那種威嚴不是王者氣息,而是一種信任感,讓你莫名其妙的就會想去信任的感覺,那種踏實感。
可是自從聽陳琳提到申明樂和封海的交集,於皓南就有些懷疑了。
他讓皇甫夜幫他調查封海和申明樂的關係,或許是因為兩個人都藏得太深,皇甫夜那邊查到的只是皮毛。
可有一條消息卻是引起了於皓南的注意,就是在申明樂前往澳洲的兩周左右的時間內,封海也曾受邀去澳洲交流一周左右的時間。
世界上從來就沒有如此巧合的事情,風還是他信任的人,可是如今他做出了讓自己費解的事情,直到那次車禍,他才真的明白,這一切是因為什麼。
他和羅傑都活著,是因為封海讓他們活著。
車子是在失控後兩個人昏迷過去之後才被投到半山崖的,他被封海帶走,而羅傑則被放回。
再加上他身為立法院院長大的職務一職,很輕易的就可以更改車禍事故緣由,更改所有的犯罪事實。
想到這裡,於皓南不由得有些好笑。
曾經同甘共苦的兄弟,如今卻是兵戎相見,這是他最不希望的結果,對曾經的羅傑他會故意做出有戒心的樣子,但是心底最信任的,卻還是他。
這是一種感情,無法磨滅的,可是眼前的這個男人卻不懂。
他變得很強大,強大到自己都沒辦法去壓制。
黑道勢力分門別派,hi收復南美的勢力之後好陸展越結婚隱退,南非曾經也有一小股於皓南的勢力。
於皓南從來不曾想到他在渥太華的這兩年封海竟然暗中收服這股勢力,並且慢慢擴張實力。
陸老爺子曾經在南非勢力也曾統霸一時,可是他早在很久以前就已經退出了。
封海真是抓到了好時機,由著自己嗜血的本姓,披荊斬棘,成為南非新一任的黑梟。
為了達到目的,他還曾和皇甫夜的叔伯合作,將微雨送到南非,讓微雨受盡苦痛,只為了那巨額的財富報酬。
這個男人,在什麼時候,已經蛻變的如此可怕,可怕的讓人心驚,讓人膽寒。
但是就是這樣一個男人,他也會有內心柔弱的時候,也會有讓他心痛讓他無奈的人。
此時此刻,於皓南確定,那個人,是申明樂。
「封海,從救你的那一刻起,我就知道你是個僱傭軍,嗜血殘暴,不近人情,可是我還是救了你,你知道是為什麼嗎?」於皓南抬起頭,看向封海,一臉無奈。
那是被自己信任的兄弟背叛的無奈,那是不得不接受眼前事實的無奈。
「哦?」封海拉長了聲線,看向於皓南,「那我倒是想聽聽,於總知道我是個什麼人,卻又為什麼要救我?」
「因為你的眼睛。
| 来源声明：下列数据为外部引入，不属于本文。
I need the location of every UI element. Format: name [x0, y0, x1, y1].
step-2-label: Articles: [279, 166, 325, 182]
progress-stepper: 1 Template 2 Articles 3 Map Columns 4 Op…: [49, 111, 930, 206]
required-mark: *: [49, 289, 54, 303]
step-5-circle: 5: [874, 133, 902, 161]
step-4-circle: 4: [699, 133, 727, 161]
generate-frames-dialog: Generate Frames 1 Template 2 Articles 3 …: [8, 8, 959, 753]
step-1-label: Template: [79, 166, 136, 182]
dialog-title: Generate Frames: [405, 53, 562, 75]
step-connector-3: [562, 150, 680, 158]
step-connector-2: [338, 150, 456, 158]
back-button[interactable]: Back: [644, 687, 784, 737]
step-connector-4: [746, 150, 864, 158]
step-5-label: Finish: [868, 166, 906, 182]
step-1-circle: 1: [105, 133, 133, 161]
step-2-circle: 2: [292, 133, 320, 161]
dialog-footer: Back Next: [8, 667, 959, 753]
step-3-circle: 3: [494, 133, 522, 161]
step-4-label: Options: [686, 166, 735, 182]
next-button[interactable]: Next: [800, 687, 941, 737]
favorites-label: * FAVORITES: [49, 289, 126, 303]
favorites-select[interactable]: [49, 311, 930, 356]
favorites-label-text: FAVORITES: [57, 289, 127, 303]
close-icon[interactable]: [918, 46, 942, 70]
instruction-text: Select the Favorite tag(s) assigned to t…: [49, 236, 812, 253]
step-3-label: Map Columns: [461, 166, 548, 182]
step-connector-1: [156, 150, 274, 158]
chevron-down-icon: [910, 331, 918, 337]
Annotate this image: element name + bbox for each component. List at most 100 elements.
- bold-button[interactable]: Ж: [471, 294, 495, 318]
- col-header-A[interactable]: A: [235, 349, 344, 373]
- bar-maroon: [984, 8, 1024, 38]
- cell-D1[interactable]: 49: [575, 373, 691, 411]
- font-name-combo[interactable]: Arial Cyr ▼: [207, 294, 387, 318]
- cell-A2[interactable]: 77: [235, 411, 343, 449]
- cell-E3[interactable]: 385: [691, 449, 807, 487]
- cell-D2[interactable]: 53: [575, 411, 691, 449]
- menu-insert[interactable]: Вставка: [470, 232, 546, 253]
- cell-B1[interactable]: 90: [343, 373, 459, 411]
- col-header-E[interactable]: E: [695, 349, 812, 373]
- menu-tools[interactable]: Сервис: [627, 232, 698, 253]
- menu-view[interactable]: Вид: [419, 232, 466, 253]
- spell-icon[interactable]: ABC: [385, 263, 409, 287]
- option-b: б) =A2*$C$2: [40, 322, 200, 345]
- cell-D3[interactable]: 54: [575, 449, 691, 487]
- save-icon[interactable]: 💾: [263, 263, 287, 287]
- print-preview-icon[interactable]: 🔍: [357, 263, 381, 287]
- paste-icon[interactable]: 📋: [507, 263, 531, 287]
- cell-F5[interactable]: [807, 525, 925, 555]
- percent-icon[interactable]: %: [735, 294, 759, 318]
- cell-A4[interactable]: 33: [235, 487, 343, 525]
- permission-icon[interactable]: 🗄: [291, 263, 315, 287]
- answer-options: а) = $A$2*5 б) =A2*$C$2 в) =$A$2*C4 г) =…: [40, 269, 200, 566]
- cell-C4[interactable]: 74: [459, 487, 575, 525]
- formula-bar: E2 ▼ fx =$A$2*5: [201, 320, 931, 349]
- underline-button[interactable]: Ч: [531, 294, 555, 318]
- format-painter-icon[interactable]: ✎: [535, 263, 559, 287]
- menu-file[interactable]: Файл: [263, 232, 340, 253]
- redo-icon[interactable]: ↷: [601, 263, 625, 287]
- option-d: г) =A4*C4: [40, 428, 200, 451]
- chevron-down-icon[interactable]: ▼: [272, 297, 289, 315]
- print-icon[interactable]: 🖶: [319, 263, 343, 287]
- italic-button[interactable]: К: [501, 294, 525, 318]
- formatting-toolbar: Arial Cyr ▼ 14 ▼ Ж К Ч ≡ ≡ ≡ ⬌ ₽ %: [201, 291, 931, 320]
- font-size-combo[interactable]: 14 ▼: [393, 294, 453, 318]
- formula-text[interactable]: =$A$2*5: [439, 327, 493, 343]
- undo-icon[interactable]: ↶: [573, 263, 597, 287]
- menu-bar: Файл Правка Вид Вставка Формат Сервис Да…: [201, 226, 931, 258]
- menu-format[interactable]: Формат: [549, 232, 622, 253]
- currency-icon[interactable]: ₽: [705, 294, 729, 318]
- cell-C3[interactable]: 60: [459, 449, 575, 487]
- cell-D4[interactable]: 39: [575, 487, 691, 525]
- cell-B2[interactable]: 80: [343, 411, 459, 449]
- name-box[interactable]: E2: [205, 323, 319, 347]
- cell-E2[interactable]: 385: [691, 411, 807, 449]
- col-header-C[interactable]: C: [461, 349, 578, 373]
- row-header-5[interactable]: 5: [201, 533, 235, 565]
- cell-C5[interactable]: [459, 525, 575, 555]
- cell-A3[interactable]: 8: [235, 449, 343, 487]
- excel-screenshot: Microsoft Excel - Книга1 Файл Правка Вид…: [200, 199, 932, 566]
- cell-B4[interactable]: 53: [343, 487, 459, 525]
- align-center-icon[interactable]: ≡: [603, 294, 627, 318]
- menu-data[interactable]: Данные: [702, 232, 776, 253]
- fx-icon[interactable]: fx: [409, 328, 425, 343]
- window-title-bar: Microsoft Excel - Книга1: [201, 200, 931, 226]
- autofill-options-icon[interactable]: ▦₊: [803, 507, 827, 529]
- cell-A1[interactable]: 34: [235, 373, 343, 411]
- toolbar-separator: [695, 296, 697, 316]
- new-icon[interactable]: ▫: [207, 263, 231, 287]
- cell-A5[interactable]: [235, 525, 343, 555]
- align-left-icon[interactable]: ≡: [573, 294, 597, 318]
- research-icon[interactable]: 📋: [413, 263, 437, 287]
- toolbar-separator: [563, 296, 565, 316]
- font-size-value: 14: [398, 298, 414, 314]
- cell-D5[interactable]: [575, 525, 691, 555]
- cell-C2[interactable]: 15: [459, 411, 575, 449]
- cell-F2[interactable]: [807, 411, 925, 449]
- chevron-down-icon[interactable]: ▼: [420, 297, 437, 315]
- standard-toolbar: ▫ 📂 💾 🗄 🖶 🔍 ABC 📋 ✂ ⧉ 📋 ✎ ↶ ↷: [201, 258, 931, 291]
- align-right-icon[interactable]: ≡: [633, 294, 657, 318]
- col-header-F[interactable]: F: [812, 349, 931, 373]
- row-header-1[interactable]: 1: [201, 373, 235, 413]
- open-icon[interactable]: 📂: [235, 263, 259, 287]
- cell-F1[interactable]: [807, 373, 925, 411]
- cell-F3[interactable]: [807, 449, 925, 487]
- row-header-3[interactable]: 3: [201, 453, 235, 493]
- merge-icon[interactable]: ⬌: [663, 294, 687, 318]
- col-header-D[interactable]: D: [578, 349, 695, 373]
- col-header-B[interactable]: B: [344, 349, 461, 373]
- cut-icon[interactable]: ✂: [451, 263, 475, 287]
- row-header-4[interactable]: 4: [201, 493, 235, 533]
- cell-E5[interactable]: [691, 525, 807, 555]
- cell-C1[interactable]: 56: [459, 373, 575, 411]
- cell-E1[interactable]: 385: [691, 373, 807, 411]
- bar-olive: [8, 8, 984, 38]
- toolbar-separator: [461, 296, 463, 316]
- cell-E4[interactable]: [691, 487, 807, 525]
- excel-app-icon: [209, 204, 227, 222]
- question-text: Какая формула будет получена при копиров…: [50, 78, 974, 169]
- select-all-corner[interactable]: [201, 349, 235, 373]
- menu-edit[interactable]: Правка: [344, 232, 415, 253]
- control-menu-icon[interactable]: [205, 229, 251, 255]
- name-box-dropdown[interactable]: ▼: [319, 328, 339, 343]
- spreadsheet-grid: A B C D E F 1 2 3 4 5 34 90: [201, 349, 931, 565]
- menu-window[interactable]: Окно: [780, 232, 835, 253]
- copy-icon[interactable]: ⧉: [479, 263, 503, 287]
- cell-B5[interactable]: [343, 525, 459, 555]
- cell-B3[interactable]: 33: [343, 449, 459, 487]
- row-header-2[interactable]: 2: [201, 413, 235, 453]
」於皓南言畢,微微嘆了口氣。
「你說你五歲的時候見過我,其實當時我也看到了你,不過可能我記憶里不是很好,所以記不住,可是我記住了你的眼睛,那樣波瀾無驚的眼睛,就好似無論面對多大的風浪驚險,你都會處變不驚,毅然不倒一樣……」
「我一直覺得那是一種歲月積澱下來的沉鬱,我猜你的心中一定有著深沉難忘的故事我不問,是因為我想著或許有一天,你會告訴我!」
「屁話!」封海馬上打斷於皓南的話。
「告訴你,別以為你說這些話我就會放過你,不可能,今天我會將所有的愁怨全部清理乾淨,那時候,也許我才能安安靜靜的過我的下半輩子……痛苦了三十多年,這點心愿,你們應該能成全我吧!」
於皓南緊抿著薄唇,莫清誠咬著牙,什麼話都沒有說。
眼前的這個男人,就是被仇恨蒙蔽了雙眼,隱藏了太久,如今終於露出他嗜血的獠牙,不見血,他又怎麼會善罷甘休。
每個人都有每個人不為人知的一面,每個人都帶著面具生活,而莫清誠覺得,自己和於皓南就是不知道怎麼戴面具。
倔強的將真面目和那些血粼粼的傷口展示給對方看,才讓彼此的流年裡多了那樣多的糾葛和無奈。